Bridge becomes county's top priority

Custer County Commissioners have made repairing the deck of the Tusler Bridge a top priority but the earliest repairs can be made is 2020.

Approval of the funding cannot take place before the 2019 Legislature. 

 “We hope the day doesn’t come when we have to shut it down for safety reasons,” Commissioner Jason Strouf said.

The bridge was never intended to be a convenient access to the Kinsey project farms.  When it was built more than 100 years ago, it was as a railroad bridge for the now defunct Chicago, Milwaukee, St. Paul and Pacific Railroad.

When the Milwaukee Road folded up shop in Miles City back in the 1980s, it left lots of relics behind, including the Tusler Bridge.  Custer County was deeded the bridge and what was a rail line became a convenient road.

Unfortunately, the Tusler Bridge was constructed as a railway bridge.  

While the superstructure is in excellent shape, considering it’s age, the deck, which was converted to car and truck use, is not. 

When the state evaluates a bridge for its structural sufficiency, in the past, the deck or roadway portion of the bridge was only a small portion of the score.  A recent change in that system now made the deck portion of the bridge a larger portion of the evaluation so if the bridge is in wonderful shape but the deck can’t actually be used, the bridge itself is now considered deficient. 

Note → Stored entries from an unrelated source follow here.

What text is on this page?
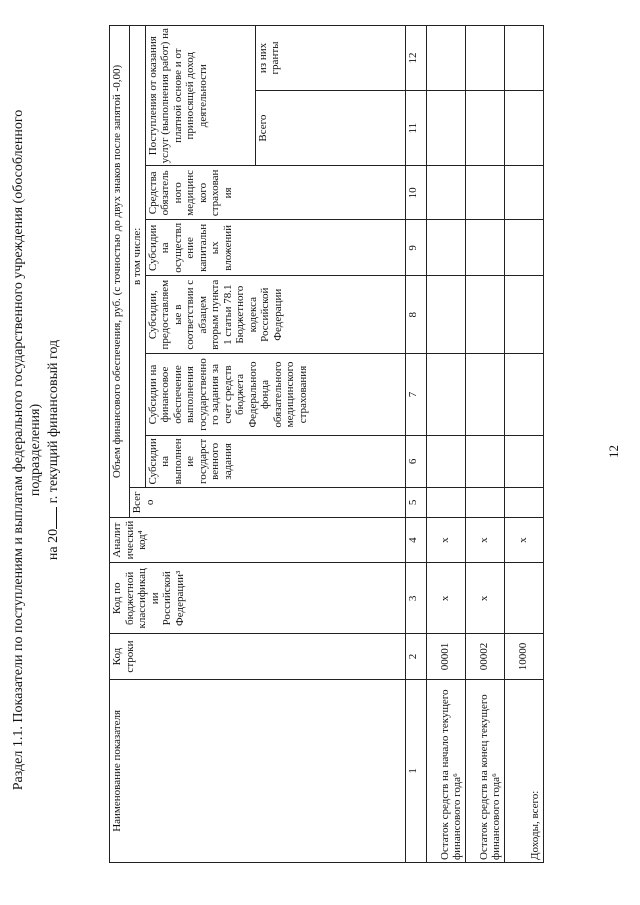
Раздел 1.1. Показатели по поступлениям и выплатам федерального государственного учреждения (обособленного подразделения)
на 20 г. текущий финансовый год
Наименование показателя	Код строки	Код по бюджетной классификации Российской Федерации³	Аналитический код⁴	Объем финансового обеспечения, руб. (с точностью до двух знаков после запятой -0,00)							
				Всего	в том числе:						
					Субсидии на выполнение государственного задания	Субсидии на финансовое обеспечение выполнения государственного задания за счет средств бюджета Федерального фонда обязательного медицинского страхования	Субсидии, предоставляемые в соответствии с абзацем вторым пункта 1 статьи 78.1 Бюджетного кодекса Российской Федерации	Субсидии на осуществление капитальных вложений	Средства обязательного медицинского страхования	Поступления от оказания услуг (выполнения работ) на платной основе и от приносящей доход деятельности	
										Всего	из них гранты
1	2	3	4	5	6	7	8	9	10	11	12
Остаток средств на начало текущего финансового года⁶	00001	x	x								
Остаток средств на конец текущего финансового года⁶	00002	x	x								
Доходы, всего:	10000		x								
12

On a scale of 1-10, anything under 5 is declared deficient and according the company the rated it, bridge is rated a 5.

While the county commissioners were attending a Montana Association of Counties meeting about transportation last winter, Commissioner Keith Holmlund was talking to personnel concerned with secondary road and bridge maintenance.  They suggested, with the change in rating system, to begin the steps to apply for a Treasure State Endowment Program grant for the Tusler Bridge.

Since the county can’t afford to replace the bridge decking itself as its cost is estimated to be between $1.25 and $1.5 million, the TSEP grant seems like a solution to the problem.

However, the TSEP grants are only authorized every other year, when the state legislature is in session, and Holmlund was told there wasn’t adequate funding for the bridge this go-round.

The county can get a jump on the application and is by declaring the Tusler Bridge as the highest priority repair in the county.  The county can also begin setting aside funding for a match for a grant application.  The more money the county has for match, the more money the county can apply for and the higher their application will be rated.

The commissioners saved some money on the project.  Prairie County has an almost identical bridge that also needed study and the two counties were able to “piggyback the costs,” according to Holmlund, in order to save on the initial engineering work.

There are two main ways to access Kinsey, the bridge and from the west. 

The bridge saves the residents in the eastern portion of Kinsey many miles to get to town. 

Sugar beet farmers in the area have trucks making multiple trips each day headed east during harvest. The bridge saves them about 20 miles each way, each trip. 

It also is the main route to two fishing accesses.